Tornados, Ciclones e Furacões: entenda as diferenças

Após a passagem de três tornados no início de novembro pelo Paraná, que causaram mortes e prejuízos em 11 municípios, aumentou a curiosidade da população sobre esses fenômenos naturais extremos.

Afinal, o que diferencia um tornado de um ciclone ou de um furacão? A equipe de meteorologia do Sistema de Tecnologia e Monitoramento Ambiental do Paraná (Simepar) explica as características de cada um.

Ciclones: sistemas atmosféricos de grande escala

De acordo com a meteorologista Júlia Munhoz, do Simepar, a principal diferença entre ciclones e tornados está no tamanho e na duração. “Os ciclones são sistemas atmosféricos de baixa pressão, caracterizados por ventos que giram em espiral em torno de um centro. Essa rotação ocorre no sentido horário no Hemisfério Sul, devido à força de Coriolis, que resulta da rotação da Terra sobre o movimento do ar”, afirma.

O ar tende a subir no centro dos ciclones, favorecendo a formação de nuvens e chuva. Esses fenômenos podem atingir centenas ou até milhares de quilômetros — a extensão de um estado, por exemplo — e durar vários dias. Podem se formar em diferentes contextos, seja pelo encontro entre massas de ar frio e quente, seja em regiões quentes e úmidas, alimentadas pela energia liberada na formação de nuvens.

Tipos de ciclones e onde ocorrem

Segundo Júlia Munhoz, toda frente fria que avança está associada a um ciclone. Na América do Sul, são fenômenos muito frequentes e se classificam em três principais tipos:

Ciclones extratropicais

Comuns em latitudes médias, ocorrem quando massas de ar quente e frio se encontram. Esse contraste cria frentes frias e quentes que formam ciclones com estrutura alongada e irregular. São responsáveis por sistemas frontais que trazem chuva, ventos fortes e queda de temperatura. Costumam se formar sobre o oceano, especialmente próximo ao litoral do Uruguai e do Rio Grande do Sul.

Ciclones subtropicais

Os ciclones subtropicais desenvolvem-se em áreas oceânicas de temperatura moderada. Parte do sistema é quente e úmida próxima ao centro, e outra parte é influenciada por ar frio em níveis mais altos, resultando em um ciclone parcialmente simétrico. Esse tipo é pouco frequente no Sul do Brasil.

Ciclones tropicais

Formam-se sobre águas quentes e úmidas, alimentando tempestades profundas. São mais simétricos e possuem um centro bem definido e núcleo quente. Quando atingem ventos intensos, recebem diferentes nomes conforme a região: furacões no Atlântico Norte e Pacífico Nordeste, tufões no Pacífico Noroeste e ciclones tropicais severos no Índico e Pacífico Sul. Apesar das variações de nomenclatura, são essencialmente o mesmo fenômeno.

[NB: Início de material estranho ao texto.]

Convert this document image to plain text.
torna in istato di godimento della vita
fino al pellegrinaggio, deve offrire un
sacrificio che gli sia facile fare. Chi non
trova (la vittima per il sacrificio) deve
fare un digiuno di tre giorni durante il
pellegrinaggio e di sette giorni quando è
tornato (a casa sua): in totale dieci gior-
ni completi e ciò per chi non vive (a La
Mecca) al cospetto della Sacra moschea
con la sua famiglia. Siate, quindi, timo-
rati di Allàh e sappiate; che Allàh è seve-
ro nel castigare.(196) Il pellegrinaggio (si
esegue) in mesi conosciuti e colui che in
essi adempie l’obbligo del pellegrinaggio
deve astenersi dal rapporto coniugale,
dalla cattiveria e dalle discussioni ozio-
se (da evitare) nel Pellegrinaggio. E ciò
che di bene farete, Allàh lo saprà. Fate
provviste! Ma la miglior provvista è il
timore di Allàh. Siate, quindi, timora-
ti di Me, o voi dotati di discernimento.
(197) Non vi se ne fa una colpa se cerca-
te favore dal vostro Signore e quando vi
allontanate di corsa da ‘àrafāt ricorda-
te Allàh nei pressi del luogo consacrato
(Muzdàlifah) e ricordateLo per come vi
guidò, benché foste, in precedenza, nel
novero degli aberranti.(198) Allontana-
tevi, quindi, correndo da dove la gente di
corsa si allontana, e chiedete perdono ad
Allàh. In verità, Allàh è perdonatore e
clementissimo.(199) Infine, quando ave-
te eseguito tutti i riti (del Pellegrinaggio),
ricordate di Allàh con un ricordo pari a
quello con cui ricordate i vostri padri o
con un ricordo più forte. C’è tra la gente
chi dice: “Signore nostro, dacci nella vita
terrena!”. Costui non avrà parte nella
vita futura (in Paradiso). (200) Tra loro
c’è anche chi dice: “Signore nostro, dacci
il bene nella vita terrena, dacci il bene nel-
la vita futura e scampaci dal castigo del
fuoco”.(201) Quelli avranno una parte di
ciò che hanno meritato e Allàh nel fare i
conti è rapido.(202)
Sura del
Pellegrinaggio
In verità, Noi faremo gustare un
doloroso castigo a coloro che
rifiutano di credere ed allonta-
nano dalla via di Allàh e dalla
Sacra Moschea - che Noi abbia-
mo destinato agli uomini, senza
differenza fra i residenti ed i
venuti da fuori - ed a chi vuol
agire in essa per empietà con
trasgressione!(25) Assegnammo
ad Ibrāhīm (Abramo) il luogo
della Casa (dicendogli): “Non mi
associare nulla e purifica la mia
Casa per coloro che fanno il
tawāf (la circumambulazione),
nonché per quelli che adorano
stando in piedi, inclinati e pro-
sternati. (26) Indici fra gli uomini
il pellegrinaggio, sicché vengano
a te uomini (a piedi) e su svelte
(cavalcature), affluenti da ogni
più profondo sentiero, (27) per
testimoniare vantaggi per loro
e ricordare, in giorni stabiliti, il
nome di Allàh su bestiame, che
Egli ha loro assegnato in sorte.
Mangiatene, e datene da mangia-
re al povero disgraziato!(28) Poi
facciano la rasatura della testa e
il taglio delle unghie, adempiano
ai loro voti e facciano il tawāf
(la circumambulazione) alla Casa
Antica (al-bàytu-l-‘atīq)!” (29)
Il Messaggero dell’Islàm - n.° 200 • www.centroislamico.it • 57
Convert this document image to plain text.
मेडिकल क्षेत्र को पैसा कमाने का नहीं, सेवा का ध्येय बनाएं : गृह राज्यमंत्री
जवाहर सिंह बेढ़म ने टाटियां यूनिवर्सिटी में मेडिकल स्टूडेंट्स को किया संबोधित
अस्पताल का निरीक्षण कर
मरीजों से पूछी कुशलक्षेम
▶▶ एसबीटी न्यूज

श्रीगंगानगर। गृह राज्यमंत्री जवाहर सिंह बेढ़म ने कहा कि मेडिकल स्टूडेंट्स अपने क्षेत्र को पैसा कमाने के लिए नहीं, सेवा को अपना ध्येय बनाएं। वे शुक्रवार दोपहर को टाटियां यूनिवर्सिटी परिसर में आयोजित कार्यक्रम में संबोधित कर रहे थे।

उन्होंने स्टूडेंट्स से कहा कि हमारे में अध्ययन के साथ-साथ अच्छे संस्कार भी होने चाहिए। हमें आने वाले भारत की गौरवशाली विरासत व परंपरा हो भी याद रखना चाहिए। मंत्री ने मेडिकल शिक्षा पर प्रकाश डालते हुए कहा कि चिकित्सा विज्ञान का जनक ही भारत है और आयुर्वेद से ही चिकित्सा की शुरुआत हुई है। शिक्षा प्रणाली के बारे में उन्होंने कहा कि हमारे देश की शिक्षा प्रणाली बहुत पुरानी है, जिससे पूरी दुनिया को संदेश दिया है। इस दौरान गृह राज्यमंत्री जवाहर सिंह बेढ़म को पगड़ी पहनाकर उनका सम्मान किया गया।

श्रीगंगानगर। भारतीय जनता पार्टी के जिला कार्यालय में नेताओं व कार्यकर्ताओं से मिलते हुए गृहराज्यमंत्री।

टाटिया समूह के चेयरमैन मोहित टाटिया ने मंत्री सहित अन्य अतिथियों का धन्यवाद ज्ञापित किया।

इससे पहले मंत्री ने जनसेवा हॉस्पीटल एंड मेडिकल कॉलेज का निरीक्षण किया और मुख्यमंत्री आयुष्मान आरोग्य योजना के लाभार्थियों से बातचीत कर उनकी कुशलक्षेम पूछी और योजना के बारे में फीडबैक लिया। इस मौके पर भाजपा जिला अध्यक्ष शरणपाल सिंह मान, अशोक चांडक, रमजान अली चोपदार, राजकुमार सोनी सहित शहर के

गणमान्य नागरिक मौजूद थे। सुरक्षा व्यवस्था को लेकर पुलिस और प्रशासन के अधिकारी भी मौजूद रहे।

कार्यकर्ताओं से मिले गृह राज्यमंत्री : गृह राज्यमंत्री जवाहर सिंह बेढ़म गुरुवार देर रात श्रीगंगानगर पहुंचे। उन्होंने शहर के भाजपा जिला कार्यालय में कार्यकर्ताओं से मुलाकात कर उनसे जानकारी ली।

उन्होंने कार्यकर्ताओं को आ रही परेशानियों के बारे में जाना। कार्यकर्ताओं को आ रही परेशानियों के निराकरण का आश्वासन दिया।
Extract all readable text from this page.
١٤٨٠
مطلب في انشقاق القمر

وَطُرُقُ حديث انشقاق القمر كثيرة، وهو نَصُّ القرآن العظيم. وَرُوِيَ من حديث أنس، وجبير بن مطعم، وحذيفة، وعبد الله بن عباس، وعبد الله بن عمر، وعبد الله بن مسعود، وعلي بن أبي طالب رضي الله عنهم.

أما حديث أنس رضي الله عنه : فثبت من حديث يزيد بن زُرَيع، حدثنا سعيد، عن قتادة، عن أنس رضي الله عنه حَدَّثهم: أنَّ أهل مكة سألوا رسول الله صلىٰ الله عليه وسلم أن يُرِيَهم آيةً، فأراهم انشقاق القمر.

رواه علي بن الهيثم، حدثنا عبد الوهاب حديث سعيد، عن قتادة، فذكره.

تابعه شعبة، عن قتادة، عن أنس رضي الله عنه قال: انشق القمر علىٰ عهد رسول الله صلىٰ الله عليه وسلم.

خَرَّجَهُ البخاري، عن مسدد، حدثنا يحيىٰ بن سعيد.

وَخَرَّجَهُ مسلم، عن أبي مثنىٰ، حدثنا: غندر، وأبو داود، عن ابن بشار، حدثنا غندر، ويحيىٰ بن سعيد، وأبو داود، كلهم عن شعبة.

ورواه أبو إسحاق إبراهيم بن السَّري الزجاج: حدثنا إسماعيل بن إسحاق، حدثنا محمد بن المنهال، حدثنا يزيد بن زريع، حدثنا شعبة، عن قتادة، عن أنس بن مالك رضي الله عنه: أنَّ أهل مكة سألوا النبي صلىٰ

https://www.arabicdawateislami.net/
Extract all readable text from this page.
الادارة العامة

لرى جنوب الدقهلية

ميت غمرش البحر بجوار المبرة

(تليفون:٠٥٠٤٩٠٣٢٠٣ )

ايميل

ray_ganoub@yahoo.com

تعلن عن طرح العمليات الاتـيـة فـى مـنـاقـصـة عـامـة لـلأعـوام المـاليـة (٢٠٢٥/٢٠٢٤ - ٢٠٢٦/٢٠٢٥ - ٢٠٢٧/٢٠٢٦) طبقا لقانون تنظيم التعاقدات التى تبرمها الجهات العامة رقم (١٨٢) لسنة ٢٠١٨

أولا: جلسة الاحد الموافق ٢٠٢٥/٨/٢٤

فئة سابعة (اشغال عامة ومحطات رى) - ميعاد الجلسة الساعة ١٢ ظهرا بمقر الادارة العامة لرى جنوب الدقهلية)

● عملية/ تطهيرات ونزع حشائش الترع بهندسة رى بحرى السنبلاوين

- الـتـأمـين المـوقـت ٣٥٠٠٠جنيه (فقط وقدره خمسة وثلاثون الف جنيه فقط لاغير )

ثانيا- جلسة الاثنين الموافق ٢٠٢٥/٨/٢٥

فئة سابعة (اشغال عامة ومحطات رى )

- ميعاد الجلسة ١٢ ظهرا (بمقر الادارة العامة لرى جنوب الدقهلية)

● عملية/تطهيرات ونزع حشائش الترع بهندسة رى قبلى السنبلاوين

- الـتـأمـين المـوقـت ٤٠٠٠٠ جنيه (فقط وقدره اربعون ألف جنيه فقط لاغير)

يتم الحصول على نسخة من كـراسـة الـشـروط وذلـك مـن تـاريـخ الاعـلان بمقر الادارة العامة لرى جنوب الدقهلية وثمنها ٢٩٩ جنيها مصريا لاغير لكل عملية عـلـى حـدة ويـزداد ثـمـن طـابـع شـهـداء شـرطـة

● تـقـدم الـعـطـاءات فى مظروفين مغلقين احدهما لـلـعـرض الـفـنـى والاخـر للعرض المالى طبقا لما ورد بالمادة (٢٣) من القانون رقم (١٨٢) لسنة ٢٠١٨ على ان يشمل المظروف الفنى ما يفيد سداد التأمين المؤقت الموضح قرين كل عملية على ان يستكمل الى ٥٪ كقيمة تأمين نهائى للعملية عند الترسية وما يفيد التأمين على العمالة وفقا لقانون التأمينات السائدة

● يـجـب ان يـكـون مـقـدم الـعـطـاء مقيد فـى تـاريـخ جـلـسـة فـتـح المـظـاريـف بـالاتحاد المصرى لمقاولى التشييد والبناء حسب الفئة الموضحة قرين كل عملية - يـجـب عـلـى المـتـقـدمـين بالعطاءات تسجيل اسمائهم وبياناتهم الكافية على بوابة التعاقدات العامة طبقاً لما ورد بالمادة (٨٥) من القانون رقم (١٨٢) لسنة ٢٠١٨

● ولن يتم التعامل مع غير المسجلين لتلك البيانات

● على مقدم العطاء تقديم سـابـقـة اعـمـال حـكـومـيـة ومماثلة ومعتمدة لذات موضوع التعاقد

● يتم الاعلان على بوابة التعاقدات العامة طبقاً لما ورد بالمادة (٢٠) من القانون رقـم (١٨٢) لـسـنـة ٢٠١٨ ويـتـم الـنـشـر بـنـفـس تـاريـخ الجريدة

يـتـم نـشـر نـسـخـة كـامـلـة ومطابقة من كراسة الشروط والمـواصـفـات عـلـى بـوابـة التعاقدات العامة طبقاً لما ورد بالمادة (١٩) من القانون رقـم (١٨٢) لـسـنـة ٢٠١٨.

No Atlântico Sul, os ciclones tropicais são raros devido às águas frias. O único furacão registrado na região foi o Catarina, em março de 2004, que atingiu o litoral norte do Rio Grande do Sul e o sul de Santa Catarina, provocando ventos acima de 180 km/h no litoral do Paraná por várias horas.

Tornados: fenômenos intensos e localizados

Diferentemente dos ciclones, os tornados possuem dimensões muito menores e concentração extrema de energia. Eles surgem a partir de tempestades severas, especialmente supercélulas, que apresentam rotação interna denominada mesociclone.

“O tornado se forma quando essa rotação se intensifica e alcança o solo. Embora seus ventos possam superar os de um furacão, os tornados são de curta duração — normalmente alguns minutos — e atingem áreas bastante restritas”, explica Júlia Munhoz.

Por que o Sul do Brasil é mais propenso a tornados

O meteorologista Samuel Braun, do Simepar, afirma que cerca de 70% das ocorrências de tornados no Brasil acontecem na região Centro-Sul, principalmente no oeste dos estados do Sul. Isso ocorre por influência da Cordilheira dos Andes, que atua como uma barreira topográfica canalizando o fluxo de ar noroeste em níveis médios da atmosfera.

Esse escoamento transporta umidade da Amazônia e a direciona ao Centro-Sul do continente, acumulando grandes volumes sobre a Região Sul. Além disso, a passagem frequente de frentes frias na área intensifica o contraste entre massas de ar quente e úmido e o ar frio, aumentando a instabilidade atmosférica.

Samuel Braun explica que esse contraste acelera os ventos com a altitude, gerando cisalhamento vertical. “Quando essa rotação horizontal é incorporada a uma corrente ascendente — típica de tempestades severas — o tubo de ar em rotação se inclina e verticaliza, originando o giro característico dos tornados formados por supercélulas”, detalha o meteorologista.